Non-Recourse Factoring: The Absolute Bad Debt Solution In Factoring

Factoring involves a business selling its invoices to a factoring company. The factoring company pays up to 80-90% of the invoice to your business. They retain the remaining 10% as the factoring fee.

Factoring companies provide:

  • Finance
  • Debt collection.
  • Ledger management services.

Factoring is commonly used to improve the cash flow of your business and reduce administration overheads. Non-recourse factoring is when a factoring company purchases a certain percentage of your current invoices. The factoring company takes over all your rights to pursue the customer for payment, and they are responsible for the collection of the invoice. When the invoice is paid back by the client, you will receive the remaining amount, less the factoring fee. There are two options of non-recourse factoring:

  • You have an obligation identified with the calculated receipt dependent on the indebtedness of your client. If your customer doesn’t pay the invoice within the agreed amount of time due to bankruptcy, you don’t have to pay back the advance you received.
  • The factoring company assumes any credit risk. If your customer doesn’t pay their invoice on time and fails to file for bankruptcy, the factor will assume the entire debt, even if it becomes uncollectible.

The most advantageous feature of non-recourse factoring is, the factoring company absorbs any losses when a customer fails to make their payment or pay late.
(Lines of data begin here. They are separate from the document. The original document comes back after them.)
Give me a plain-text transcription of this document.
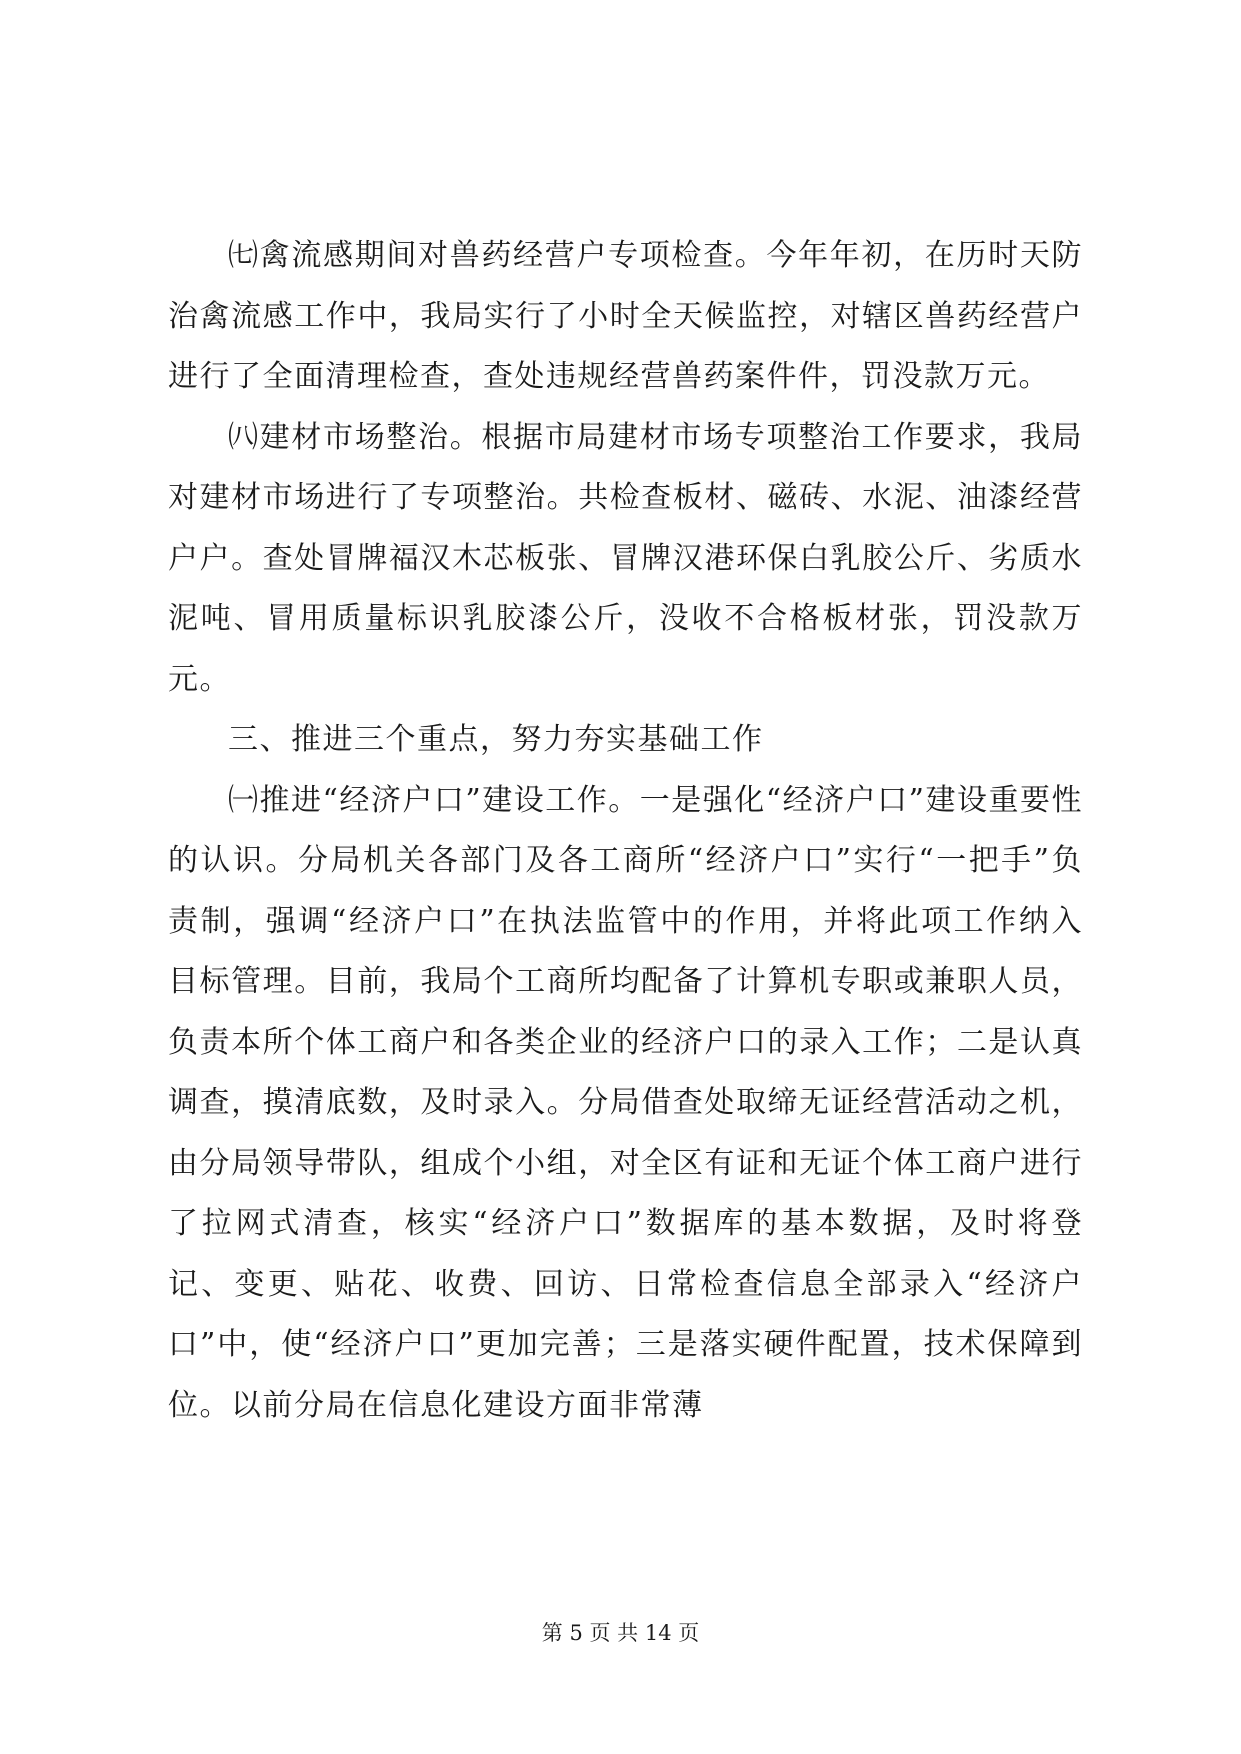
㈦禽流感期间对兽药经营户专项检查。今年年初，在历时天防治禽流感工作中，我局实行了小时全天候监控，对辖区兽药经营户进行了全面清理检查，查处违规经营兽药案件件，罚没款万元。

㈧建材市场整治。根据市局建材市场专项整治工作要求，我局对建材市场进行了专项整治。共检查板材、磁砖、水泥、油漆经营户户。查处冒牌福汉木芯板张、冒牌汉港环保白乳胶公斤、劣质水泥吨、冒用质量标识乳胶漆公斤，没收不合格板材张，罚没款万元。

三、推进三个重点，努力夯实基础工作

㈠推进“经济户口”建设工作。一是强化“经济户口”建设重要性的认识。分局机关各部门及各工商所“经济户口”实行“一把手”负责制，强调“经济户口”在执法监管中的作用，并将此项工作纳入目标管理。目前，我局个工商所均配备了计算机专职或兼职人员，负责本所个体工商户和各类企业的经济户口的录入工作；二是认真调查，摸清底数，及时录入。分局借查处取缔无证经营活动之机，由分局领导带队，组成个小组，对全区有证和无证个体工商户进行了拉网式清查，核实“经济户口”数据库的基本数据，及时将登记、变更、贴花、收费、回访、日常检查信息全部录入“经济户口”中，使“经济户口”更加完善；三是落实硬件配置，技术保障到位。以前分局在信息化建设方面非常薄

第 5 页 共 14 页
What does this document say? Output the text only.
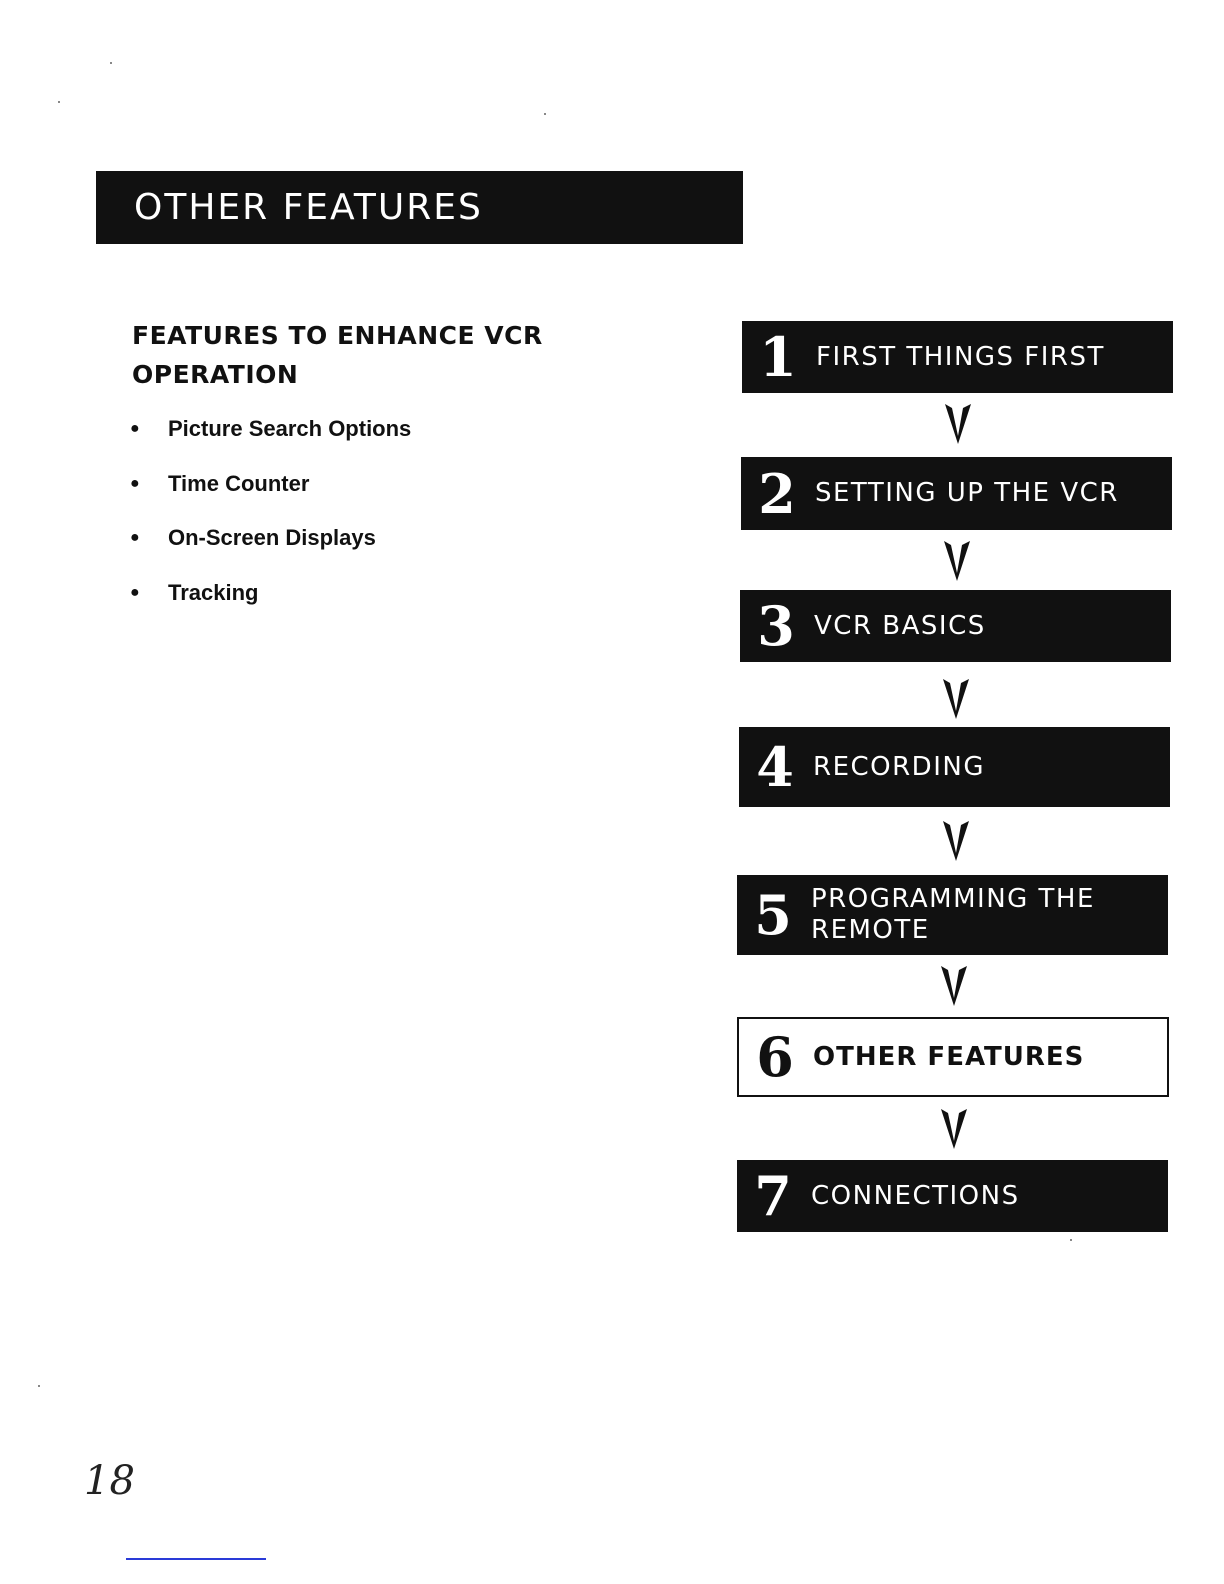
OTHER FEATURES
FEATURES TO ENHANCE VCR
OPERATION
●	Picture Search Options
●	Time Counter
●	On-Screen Displays
●	Tracking
1 FIRST THINGS FIRST
2 SETTING UP THE VCR
3 VCR BASICS
4 RECORDING
5 PROGRAMMING THE
REMOTE
6 OTHER FEATURES
7 CONNECTIONS
18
The downside is that most non-recourse companies only absorb the loss due to non-payment when the customer is bankrupt during the factoring period. This therefore means, the factoring company uses account receivables as insurance for the factoring client. Non-recourse factoring costs more compared to recourse factoring contracts, where the factoring customer is charged for unpaid invoices. The company does not absorb the loss for:

  • invoices disputed, regardless of the reason.
  • invoices where the client has broken their agreement with the factoring company.
  • invoices where the factoring client has worsened the credit problem.
  • invoices offset by other amounts because of the account debtor.
  • invoices where the client sends the invoice to the customer rather than the factoring company doing so.

Non-recourse factoring is most suitable when taking on a new client or a client whose financial base is uncertain, or when a business is looking to offload their receivables due to deadline matters and targets especially during year-end. The company can pay extra to a non-recourse factoring company for complete protection from such losses in case their client goes bankrupt/ insolvent.

Advantages

  • High level of bad debt protection.

The factoring company contacts the client and collects payment directly and absorbs any loss due to non-payment by the client due to insolvency.

  • Improves the cash flow of your business.

 The factoring company offers the finances to run the business and settle expenses ensuring continuous cash flow in the company.

  • Flexibility with non-recourse invoice factoring.

The company chooses which invoices to factor in and when to factor them. This is a huge advantage, as each business has different financial needs.

  • Debt elimination.

With factoring, you don’t need to wait for your clients to pay back your money, for you to efficiently run your business. Invoice factoring prevents your business from taking loans since it’s a much better solution of receiving cash quickly.

  • Relatively easy to obtain.

The factoring company looks at the client’s credit to determine if you qualify to be funded, even if your company doesn’t have good credit.

  • Non-recourse factoring brings clarity and strength to your balance sheet.

The receivable is eliminated from your monetary record and money is added as a resource. You have no further responsibility to monitor the debt or collect it.

Disadvantages

  • Programs may be slightly more expensive since the factoring company assumes the credit risk associated with bad debts.
  • Credit lines may be smaller.
  • Fewer customers may be approved for factoring, especially those with poor past payment performance as the factoring company conducts a thorough audit process checking all financial systems.
  • Factors monitor the portfolio very carefully hence it is harder to qualify for non-recourse factoring services. The majority of the genuine non-response arrangements are simply made accessible to huge, global organizations with a program of huge indebted individuals who have strong credit..

Conclusion

Having discussed the important aspects of non-recourse factoring, one can decide to carry forward with this type of factoring. It is important to obtain a company that offers the best services with special attention to rates, terms and conditions, customer reliability, and the financial capability of the company. Non-recourse factoring is associated with a few downsides like only a few customers can be approved for factoring.